LegalZoom, etc., will fill a legal services economic vacuum — a vacuum that the law societies refuse to try to fill themselves by solving the problem, at a time when, because of the volume and complexity of laws, people have never needed lawyers more. It contradicts and defeats what the Canadian Charter of Rights and Freedoms and Canada’s law societies are supposed to guarantee, i.e., rights, freedoms, the rule of law, and adequate access to justice by way of affordable lawyers. If law societies won’t try, other sources should not be barred by such law society prosecutions. Although ABSs can finance the automation of routine legal services for individual law offices, they cannot tailor the development and use of such automation, and progress along with its development from the simple to complex legal services, the way that the large, well financed organizations that provide commercially-produced legal services can.
The legal profession needs its own management structure that will enable it to escape being owned by ABS investors, and not be at the mercy of the commercial producers—a law society structure that can bring the benefits of automation and the progress of electronic technology to the population as effectively as any other management structure. That requires a civil service to serve all of Canada’s law societies. The necessary components for such a management structure already exist, which include the precedent set for such a “law societies’ civil service” by Ryerson University in Toronto and the University of Ottawa by establishing LSUC’s bilingual, LPP (Law Practice Program), an alternative to articling to be qualified to be called to the bar. (Because of the problem, articling jobs for graduate law students to gain experience by working in law firms have disappeared.) Whether to make legal, ABS investors’ buying-into law firms in whole or in part ownership, whether as charities or commercial investors, has to be decided within this wider context, including, it is said, ”lawyers and law professors are particularly ill-suited to address a post-LegalZoom world.”

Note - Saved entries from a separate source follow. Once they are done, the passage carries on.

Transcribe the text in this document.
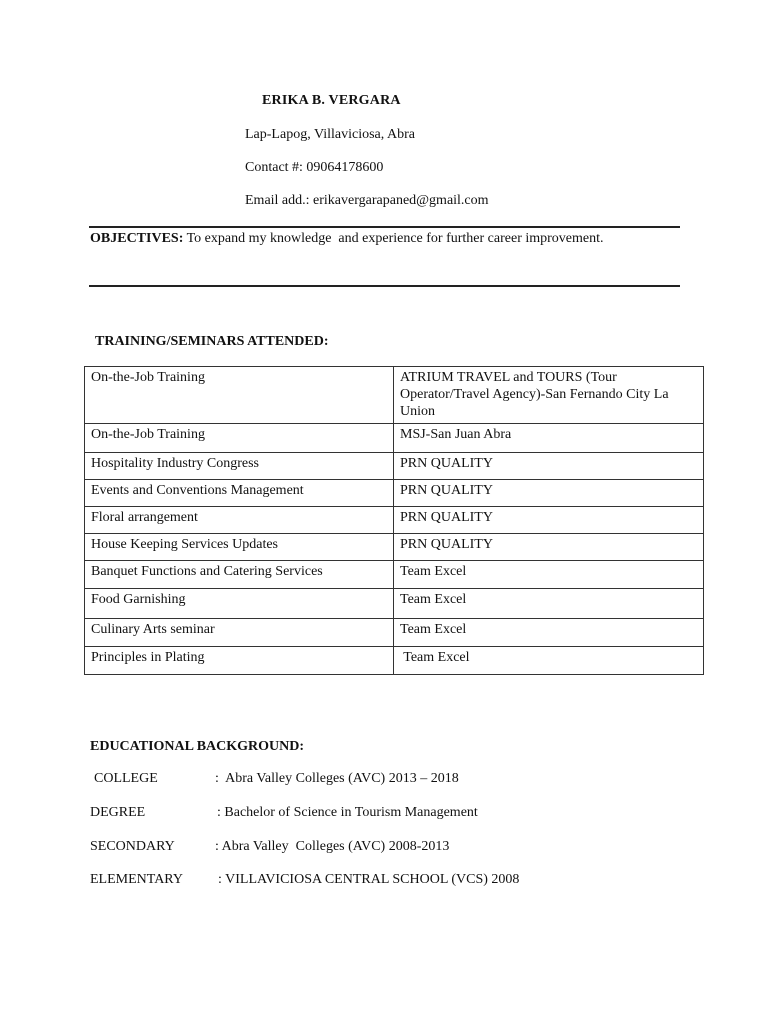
ERIKA B. VERGARA
Lap-Lapog, Villaviciosa, Abra
Contact #: 09064178600
Email add.: erikavergarapaned@gmail.com
OBJECTIVES: To expand my knowledge  and experience for further career improvement.
TRAINING/SEMINARS ATTENDED:
On-the-Job Training	ATRIUM TRAVEL and TOURS (Tour Operator/Travel Agency)-San Fernando City La Union
On-the-Job Training	MSJ-San Juan Abra
Hospitality Industry Congress	PRN QUALITY
Events and Conventions Management	PRN QUALITY
Floral arrangement	PRN QUALITY
House Keeping Services Updates	PRN QUALITY
Banquet Functions and Catering Services	Team Excel
Food Garnishing	Team Excel
Culinary Arts seminar	Team Excel
Principles in Plating	Team Excel
EDUCATIONAL BACKGROUND:
COLLEGE	:  Abra Valley Colleges (AVC) 2013 – 2018
DEGREE	: Bachelor of Science in Tourism Management
SECONDARY	: Abra Valley  Colleges (AVC) 2008-2013
ELEMENTARY	: VILLAVICIOSA CENTRAL SCHOOL (VCS) 2008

This article devotes considerable space to the solution to the unaffordable legal service problem, because: (1) it is a problem that law societies can solve, which would render ownership of law firms by ABSs unnecessary, and irrelevant to the delivery of legal services; and, (2) electronic technology will create many more such problems. Therefore, law societies should first solve the unaffordable legal services problem. That should be accepted as an ethical imperative before law societies sponsor: (1) ABSs; and, (2) “alternative legal services” such as clinics providing legal information; and, (3) hoping without proof or any analysis, that “apps” (the application of electronic technology to the provision of legal services), can somehow adequately deal with the problem. They are very inadequate substitutes for a person’s “own lawyer” providing affordable legal services and dedicated to each client within the solicitor/attorney-client relationship — a law society disciplined relationship with advantages beyond those of the buyer-seller relationships with the providers of “apps.” And which dedication and duty may often conflict with the profit-duty imposed by investment contracts with ABS investors.